Short nitty-gritty plot description from IMDb is as follows: As a woman struggles to come to grips with her past in the wake of her mother’s death, an unsettling presence emerges in her childhood home.
The relative gist of the story involves Annie (Caity Lotz) heading back to her childhood home, due to the recent passing of her Mother. Her sister, who was already at the house, ends up disappearing for unknown reasons, which forces Annie to stay the night with her cousin and niece. After some freaky stuff starts happening, like objects being moved, noises in the wall and the sudden disappearance of her cousin, she decides to hightail it out of the house and head for the police. This is where we’re introduced to Casper Van Dien’s character, Bill Creek, a cliched grizzled cop, with an untucked bowler shirt and brown leather gun holster. Bill helps out Annie a few times, but is mostly wasted, which honestly given Dien’s performance, doesn’t matter in the end. Annie does some investigation work on what’s happening at the house, which involves an old high school buddy, who just happens to conveniently be a psychic and the results end up being more than meets the eye.
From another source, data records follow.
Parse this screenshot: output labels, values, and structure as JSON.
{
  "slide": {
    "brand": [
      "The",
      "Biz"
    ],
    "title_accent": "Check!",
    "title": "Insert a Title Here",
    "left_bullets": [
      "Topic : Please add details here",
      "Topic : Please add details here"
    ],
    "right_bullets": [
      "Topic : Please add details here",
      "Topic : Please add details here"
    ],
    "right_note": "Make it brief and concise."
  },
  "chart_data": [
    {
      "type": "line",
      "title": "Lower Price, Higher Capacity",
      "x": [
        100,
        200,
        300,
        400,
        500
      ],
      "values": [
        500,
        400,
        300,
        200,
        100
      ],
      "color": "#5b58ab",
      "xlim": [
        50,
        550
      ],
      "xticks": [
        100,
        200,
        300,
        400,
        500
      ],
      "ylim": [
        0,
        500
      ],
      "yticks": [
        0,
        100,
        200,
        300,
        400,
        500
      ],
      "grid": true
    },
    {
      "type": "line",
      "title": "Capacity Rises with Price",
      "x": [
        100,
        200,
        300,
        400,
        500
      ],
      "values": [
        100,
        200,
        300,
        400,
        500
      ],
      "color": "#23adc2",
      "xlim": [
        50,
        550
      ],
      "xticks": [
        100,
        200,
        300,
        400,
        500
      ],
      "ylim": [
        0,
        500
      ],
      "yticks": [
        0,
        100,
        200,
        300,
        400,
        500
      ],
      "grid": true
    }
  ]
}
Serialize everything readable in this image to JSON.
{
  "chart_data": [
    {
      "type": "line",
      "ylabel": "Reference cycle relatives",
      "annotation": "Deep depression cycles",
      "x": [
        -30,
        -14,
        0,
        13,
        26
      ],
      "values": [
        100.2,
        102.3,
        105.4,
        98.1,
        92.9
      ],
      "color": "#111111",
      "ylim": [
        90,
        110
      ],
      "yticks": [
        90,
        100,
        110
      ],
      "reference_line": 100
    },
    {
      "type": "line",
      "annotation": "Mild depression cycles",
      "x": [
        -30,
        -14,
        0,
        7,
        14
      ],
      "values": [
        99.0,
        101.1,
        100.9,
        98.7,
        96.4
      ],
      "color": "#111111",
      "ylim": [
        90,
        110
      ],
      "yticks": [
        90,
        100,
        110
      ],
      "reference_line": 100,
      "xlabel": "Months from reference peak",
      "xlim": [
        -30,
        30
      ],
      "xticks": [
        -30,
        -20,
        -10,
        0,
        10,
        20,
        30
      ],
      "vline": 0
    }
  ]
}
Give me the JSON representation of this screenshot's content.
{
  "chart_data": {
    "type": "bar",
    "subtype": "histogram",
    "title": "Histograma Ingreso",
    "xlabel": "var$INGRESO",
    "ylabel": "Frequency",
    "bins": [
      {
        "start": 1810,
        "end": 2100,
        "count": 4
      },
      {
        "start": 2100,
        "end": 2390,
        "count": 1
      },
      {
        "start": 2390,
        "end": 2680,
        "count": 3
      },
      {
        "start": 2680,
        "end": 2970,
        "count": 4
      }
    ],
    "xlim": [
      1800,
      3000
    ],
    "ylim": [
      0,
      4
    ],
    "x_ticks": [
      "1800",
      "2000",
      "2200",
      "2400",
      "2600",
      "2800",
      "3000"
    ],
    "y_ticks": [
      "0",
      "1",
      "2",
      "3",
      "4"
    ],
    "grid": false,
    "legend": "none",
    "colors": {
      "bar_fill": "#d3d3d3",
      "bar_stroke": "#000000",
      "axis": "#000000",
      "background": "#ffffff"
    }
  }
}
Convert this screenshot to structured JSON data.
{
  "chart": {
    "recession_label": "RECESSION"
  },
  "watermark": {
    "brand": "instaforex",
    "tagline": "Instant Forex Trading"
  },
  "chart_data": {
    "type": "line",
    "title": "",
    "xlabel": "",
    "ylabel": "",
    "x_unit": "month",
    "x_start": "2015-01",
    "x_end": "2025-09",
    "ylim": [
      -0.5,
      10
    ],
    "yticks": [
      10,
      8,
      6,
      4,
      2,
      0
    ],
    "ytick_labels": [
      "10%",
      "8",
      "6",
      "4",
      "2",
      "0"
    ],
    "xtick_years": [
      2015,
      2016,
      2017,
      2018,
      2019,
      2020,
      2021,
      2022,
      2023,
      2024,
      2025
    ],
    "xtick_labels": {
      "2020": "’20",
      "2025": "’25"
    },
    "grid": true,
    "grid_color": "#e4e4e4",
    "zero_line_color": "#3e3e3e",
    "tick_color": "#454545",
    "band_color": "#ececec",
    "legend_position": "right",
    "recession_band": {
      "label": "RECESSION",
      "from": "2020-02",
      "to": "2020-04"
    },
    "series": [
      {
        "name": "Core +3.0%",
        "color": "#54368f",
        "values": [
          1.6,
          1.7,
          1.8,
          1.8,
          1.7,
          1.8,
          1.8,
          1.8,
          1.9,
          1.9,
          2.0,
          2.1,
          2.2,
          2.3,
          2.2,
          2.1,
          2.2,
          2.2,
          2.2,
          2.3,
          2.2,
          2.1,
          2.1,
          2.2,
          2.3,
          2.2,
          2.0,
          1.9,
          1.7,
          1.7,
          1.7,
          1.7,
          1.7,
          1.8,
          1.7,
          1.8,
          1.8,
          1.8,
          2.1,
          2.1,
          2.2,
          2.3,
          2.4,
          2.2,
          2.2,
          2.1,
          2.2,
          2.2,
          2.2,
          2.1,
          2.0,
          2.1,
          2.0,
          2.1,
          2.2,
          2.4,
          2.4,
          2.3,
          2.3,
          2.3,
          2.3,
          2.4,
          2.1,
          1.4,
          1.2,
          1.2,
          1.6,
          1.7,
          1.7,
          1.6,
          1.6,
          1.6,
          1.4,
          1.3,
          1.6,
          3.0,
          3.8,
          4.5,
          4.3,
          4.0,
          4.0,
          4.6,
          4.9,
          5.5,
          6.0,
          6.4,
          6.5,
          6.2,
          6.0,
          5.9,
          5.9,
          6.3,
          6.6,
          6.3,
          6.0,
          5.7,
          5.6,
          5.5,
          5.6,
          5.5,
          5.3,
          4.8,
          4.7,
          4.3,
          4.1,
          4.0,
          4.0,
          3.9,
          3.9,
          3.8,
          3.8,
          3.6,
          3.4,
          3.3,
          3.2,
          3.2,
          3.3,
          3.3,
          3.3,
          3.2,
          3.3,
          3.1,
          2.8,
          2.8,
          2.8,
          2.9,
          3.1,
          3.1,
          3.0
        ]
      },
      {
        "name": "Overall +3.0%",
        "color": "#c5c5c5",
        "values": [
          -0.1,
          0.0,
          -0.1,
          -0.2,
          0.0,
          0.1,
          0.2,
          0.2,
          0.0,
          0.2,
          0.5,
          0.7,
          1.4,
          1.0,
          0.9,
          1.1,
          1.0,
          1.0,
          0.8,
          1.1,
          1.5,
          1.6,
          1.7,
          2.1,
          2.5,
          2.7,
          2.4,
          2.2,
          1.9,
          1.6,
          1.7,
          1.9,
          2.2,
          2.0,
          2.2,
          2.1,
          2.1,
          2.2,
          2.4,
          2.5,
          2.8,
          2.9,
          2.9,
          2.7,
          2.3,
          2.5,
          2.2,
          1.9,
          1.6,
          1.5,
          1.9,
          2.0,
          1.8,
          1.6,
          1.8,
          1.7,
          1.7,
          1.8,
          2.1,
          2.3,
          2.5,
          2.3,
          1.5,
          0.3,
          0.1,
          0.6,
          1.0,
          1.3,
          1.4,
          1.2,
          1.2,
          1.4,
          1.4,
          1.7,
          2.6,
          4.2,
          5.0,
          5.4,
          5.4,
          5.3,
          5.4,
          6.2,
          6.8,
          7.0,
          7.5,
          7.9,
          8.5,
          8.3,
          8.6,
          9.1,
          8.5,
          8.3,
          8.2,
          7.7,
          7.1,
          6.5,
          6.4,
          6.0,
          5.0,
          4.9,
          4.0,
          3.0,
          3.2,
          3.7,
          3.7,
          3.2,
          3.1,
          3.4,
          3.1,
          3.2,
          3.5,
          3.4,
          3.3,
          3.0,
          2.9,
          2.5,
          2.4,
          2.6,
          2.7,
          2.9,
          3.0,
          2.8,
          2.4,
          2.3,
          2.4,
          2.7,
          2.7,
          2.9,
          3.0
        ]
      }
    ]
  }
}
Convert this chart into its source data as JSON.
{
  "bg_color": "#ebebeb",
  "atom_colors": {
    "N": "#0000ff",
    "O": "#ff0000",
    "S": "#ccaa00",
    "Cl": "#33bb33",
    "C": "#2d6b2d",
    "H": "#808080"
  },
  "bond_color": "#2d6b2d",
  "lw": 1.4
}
Having already mentioned the wasted Casper Van Dien, I can’t really say much for anyone else either, as even our main character Annie, delivers a few too many stiff lines and makes some real asinine decisions. She isn’t awful, but she does struggle to lead the film. All I can say, is The Pact certainly isn’t leading, ahem, the pack in the acting department.
However, The Pact certainly isn’t lacking the chills, as there are several nicely shot scenes, that may very well chill you to the bone. Unfortunately, even though the film starts out great, with some real genuine thrills, it starts to become less frightening, come the second half. Once we start to move away from the small confined quarters of the house, we start to losing that feeling of dread. Thankfully, things do start to shape up near the end, as we move back into the house. For the most part, I can guarantee you The Pact will deliver at least a few spooky scenes out of its 89 minute run time and I personally loved the “twist” ending, even though there are a few questions left hanging in the air.
The Pact manages to escape the stigma of DTV bargain bin quality and provide us with a chilling mystery, which provides enough creepy moments, mixed with some generally interesting twists. The acting might offend most people, as it just doesn’t quite cut it, but if you look past that, I think you’ll rather enjoy The Pact.